# Can ink be heat cured onto polyurethane foam???



## Orbital Graphics (Sep 21, 2008)

I've got a customer for whom we print logo on polyurethane foam cubes. Printing is good and we are heat curing with a hand-held heat gun. Ink feels hard and dry, but customer called to say ink is "smearing" when bagged and shipped.

We are using plastisol cotton white ink.

We're in uncharted territory here...any suggestions?


----------



## customprintz (Apr 19, 2009)

Orbital Graphics said:


> I've got a customer for whom we print logo on polyurethane foam cubes. Printing is good and we are heat curing with a hand-held heat gun. Ink feels hard and dry, but customer called to say ink is "smearing" when bagged and shipped.
> 
> We are using plastisol cotton white ink.
> 
> We're in uncharted territory here...any suggestions?

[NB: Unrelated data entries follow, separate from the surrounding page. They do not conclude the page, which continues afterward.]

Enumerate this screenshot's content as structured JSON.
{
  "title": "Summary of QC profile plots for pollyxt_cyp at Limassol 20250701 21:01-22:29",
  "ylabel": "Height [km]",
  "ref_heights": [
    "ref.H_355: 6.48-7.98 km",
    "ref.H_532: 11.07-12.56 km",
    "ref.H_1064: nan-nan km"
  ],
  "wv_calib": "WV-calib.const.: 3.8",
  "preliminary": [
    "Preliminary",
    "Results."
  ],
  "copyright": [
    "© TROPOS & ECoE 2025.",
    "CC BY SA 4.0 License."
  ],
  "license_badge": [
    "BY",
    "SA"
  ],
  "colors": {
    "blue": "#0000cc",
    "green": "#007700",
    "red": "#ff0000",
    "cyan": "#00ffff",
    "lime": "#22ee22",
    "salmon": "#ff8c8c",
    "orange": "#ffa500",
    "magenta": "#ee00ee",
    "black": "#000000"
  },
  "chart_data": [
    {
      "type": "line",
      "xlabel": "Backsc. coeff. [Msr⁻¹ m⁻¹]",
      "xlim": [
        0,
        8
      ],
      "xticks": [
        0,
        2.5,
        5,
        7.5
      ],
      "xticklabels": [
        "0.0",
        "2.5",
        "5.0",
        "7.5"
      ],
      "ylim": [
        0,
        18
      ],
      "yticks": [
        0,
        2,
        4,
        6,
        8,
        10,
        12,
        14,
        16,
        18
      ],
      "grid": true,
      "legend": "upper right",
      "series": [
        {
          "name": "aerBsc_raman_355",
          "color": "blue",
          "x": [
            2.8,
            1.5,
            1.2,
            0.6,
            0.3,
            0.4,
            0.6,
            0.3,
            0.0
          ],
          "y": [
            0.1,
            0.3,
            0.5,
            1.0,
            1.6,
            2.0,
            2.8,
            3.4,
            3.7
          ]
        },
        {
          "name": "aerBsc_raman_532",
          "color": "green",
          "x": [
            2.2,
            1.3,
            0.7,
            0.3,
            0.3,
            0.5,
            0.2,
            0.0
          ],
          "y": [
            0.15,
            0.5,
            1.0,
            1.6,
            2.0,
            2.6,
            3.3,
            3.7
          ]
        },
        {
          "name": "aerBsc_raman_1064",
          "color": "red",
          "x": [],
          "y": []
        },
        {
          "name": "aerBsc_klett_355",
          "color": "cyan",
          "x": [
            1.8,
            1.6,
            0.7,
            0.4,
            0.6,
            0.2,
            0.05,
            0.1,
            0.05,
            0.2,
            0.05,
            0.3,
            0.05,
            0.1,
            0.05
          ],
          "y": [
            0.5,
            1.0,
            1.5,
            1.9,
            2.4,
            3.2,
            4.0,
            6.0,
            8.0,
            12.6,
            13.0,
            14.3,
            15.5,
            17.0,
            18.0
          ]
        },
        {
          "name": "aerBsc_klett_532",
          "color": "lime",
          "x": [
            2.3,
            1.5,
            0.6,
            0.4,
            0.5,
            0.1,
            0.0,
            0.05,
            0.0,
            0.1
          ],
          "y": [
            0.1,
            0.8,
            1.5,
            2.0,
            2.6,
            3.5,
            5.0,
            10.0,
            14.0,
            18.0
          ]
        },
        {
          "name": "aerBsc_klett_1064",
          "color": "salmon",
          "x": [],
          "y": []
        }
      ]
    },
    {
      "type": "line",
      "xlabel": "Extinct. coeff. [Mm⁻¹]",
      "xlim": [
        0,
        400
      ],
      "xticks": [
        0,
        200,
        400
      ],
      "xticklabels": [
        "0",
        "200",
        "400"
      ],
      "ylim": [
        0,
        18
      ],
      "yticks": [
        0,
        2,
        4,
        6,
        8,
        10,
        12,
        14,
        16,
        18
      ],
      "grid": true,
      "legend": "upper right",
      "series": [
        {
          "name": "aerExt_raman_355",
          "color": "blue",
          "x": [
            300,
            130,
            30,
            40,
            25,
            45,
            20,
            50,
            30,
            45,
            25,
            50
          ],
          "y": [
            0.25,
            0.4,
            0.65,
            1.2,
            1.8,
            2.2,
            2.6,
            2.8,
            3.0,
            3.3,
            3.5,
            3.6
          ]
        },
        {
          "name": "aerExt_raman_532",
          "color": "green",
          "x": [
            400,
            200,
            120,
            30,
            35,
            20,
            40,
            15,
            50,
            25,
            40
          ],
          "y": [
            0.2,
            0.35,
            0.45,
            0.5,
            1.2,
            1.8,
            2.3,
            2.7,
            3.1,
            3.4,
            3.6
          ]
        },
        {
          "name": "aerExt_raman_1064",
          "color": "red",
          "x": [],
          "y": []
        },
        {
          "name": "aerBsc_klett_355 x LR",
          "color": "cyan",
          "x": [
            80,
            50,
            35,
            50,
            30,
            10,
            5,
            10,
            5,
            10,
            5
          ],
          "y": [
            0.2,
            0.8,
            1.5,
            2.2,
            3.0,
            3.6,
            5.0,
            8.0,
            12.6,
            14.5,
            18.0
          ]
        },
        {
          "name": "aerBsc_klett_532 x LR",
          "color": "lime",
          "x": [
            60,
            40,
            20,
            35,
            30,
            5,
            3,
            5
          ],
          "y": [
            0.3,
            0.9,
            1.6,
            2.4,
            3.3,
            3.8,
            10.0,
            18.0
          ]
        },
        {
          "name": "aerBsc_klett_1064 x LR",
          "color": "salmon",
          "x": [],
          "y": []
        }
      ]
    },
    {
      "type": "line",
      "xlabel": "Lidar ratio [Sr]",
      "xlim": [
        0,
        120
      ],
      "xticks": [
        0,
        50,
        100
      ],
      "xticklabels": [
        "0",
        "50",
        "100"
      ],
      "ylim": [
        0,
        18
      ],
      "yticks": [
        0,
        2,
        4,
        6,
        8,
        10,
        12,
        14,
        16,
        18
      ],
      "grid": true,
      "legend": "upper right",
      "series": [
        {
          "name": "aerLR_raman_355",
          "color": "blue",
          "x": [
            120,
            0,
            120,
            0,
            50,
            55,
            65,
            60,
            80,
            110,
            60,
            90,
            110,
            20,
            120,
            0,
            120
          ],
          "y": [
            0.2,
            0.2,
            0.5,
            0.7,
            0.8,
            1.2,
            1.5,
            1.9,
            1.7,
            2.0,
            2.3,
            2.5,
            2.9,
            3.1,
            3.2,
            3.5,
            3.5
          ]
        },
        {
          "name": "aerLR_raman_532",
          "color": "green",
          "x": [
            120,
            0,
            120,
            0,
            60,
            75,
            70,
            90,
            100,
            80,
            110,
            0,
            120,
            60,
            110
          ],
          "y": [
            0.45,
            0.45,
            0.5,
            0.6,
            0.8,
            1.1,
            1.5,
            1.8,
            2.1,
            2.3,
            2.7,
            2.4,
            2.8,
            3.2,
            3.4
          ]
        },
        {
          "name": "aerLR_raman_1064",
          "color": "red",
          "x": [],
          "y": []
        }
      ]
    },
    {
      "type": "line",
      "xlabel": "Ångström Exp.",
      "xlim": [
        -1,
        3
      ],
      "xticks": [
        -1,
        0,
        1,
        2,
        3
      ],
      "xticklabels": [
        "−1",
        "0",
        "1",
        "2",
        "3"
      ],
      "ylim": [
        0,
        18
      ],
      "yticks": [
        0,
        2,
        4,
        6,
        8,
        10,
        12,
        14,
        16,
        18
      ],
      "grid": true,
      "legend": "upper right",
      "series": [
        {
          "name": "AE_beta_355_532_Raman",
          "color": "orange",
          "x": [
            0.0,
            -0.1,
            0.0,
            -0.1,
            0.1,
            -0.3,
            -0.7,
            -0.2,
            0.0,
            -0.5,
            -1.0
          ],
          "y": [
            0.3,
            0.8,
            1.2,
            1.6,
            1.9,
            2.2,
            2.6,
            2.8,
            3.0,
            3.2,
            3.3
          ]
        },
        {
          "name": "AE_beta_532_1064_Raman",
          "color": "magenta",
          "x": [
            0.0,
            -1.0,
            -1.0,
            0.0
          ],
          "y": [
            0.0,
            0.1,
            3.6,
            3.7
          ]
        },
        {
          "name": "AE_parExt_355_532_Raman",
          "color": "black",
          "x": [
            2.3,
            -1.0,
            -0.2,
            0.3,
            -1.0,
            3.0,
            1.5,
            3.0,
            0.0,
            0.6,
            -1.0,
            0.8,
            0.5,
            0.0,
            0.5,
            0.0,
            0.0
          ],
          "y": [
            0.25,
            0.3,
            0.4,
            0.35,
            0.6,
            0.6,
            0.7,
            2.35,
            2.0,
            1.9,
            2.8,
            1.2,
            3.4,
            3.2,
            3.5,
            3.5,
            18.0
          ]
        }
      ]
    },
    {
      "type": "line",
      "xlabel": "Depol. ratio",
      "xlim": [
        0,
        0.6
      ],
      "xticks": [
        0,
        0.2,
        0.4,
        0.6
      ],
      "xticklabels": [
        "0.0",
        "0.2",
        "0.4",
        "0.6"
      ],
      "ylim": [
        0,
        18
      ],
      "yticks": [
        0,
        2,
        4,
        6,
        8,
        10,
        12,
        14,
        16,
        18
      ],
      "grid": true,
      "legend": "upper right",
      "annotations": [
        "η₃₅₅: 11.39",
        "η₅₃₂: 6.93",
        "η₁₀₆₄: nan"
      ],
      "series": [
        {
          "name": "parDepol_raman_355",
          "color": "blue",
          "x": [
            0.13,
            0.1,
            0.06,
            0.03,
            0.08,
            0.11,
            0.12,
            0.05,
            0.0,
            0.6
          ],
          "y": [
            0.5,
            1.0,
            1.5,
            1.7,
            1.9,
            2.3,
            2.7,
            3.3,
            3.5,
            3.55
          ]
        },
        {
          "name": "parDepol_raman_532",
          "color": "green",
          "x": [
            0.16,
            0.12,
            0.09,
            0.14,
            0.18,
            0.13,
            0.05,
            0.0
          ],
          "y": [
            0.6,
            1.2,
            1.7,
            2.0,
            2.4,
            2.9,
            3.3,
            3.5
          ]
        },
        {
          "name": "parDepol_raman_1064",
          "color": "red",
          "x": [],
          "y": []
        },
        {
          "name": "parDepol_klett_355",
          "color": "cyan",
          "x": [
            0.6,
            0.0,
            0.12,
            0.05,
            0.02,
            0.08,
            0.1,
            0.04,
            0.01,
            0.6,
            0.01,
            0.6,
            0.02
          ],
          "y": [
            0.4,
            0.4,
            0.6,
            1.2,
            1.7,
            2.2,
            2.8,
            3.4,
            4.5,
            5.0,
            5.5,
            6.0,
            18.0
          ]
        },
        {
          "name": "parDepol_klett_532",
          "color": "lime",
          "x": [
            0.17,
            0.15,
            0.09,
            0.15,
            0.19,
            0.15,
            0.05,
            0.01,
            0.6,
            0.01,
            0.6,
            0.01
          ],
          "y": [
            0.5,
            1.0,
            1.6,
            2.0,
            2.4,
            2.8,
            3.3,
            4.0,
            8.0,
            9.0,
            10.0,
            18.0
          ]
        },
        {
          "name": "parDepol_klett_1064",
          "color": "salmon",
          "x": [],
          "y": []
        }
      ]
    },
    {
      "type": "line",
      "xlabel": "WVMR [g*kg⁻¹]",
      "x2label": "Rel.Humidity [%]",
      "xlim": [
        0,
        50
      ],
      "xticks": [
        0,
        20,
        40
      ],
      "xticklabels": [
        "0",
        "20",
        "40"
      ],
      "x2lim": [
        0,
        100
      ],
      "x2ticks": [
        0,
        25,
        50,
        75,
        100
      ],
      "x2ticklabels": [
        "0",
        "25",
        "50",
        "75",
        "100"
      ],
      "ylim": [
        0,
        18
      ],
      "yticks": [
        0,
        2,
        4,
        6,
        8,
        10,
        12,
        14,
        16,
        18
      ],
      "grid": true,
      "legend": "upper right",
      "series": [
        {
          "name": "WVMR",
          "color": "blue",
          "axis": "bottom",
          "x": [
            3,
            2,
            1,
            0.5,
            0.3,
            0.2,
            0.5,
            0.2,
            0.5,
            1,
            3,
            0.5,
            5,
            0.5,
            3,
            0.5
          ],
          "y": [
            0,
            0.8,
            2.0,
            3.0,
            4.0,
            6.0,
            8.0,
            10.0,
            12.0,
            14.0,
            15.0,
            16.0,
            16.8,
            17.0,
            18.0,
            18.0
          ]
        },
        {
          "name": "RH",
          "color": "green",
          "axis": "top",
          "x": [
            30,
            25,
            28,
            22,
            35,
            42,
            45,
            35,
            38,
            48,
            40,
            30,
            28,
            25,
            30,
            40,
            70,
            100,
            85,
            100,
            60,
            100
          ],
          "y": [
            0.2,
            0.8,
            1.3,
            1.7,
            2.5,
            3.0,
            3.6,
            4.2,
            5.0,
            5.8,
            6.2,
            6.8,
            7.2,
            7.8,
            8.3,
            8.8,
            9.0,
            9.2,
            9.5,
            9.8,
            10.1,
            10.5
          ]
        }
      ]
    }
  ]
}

Hello. Sounds like it isnt cured.. have you tryed a low cure additive? or maybe a catalyst for the ink if its going on nylon, or use nylon ink? can you stratch it off easily?.


----------



## midwaste (Apr 8, 2008)

What type of poly foam cube are you talking about? Can you post a link? Sounds like something that might be more suited for pad printing with a solvent or similar ink.


----------



## manicprints (May 27, 2009)

I don't know if the foam will stand up to it but we use enamel in our screens to print metal plates for trophies so that may be an option or possibly an acrylic ink, take a piece of the foam and put either one of the inks on it to see if melts your substrate. enamel has to be cleaned out of screens with harsher solvents and if not done quickly it will clog up your screen permanently.


----------



## Tj Ryonet Tech (Jul 28, 2008)

I would definitely look into a solvent ink for this application. They are air dry so there is no heat involved.


----------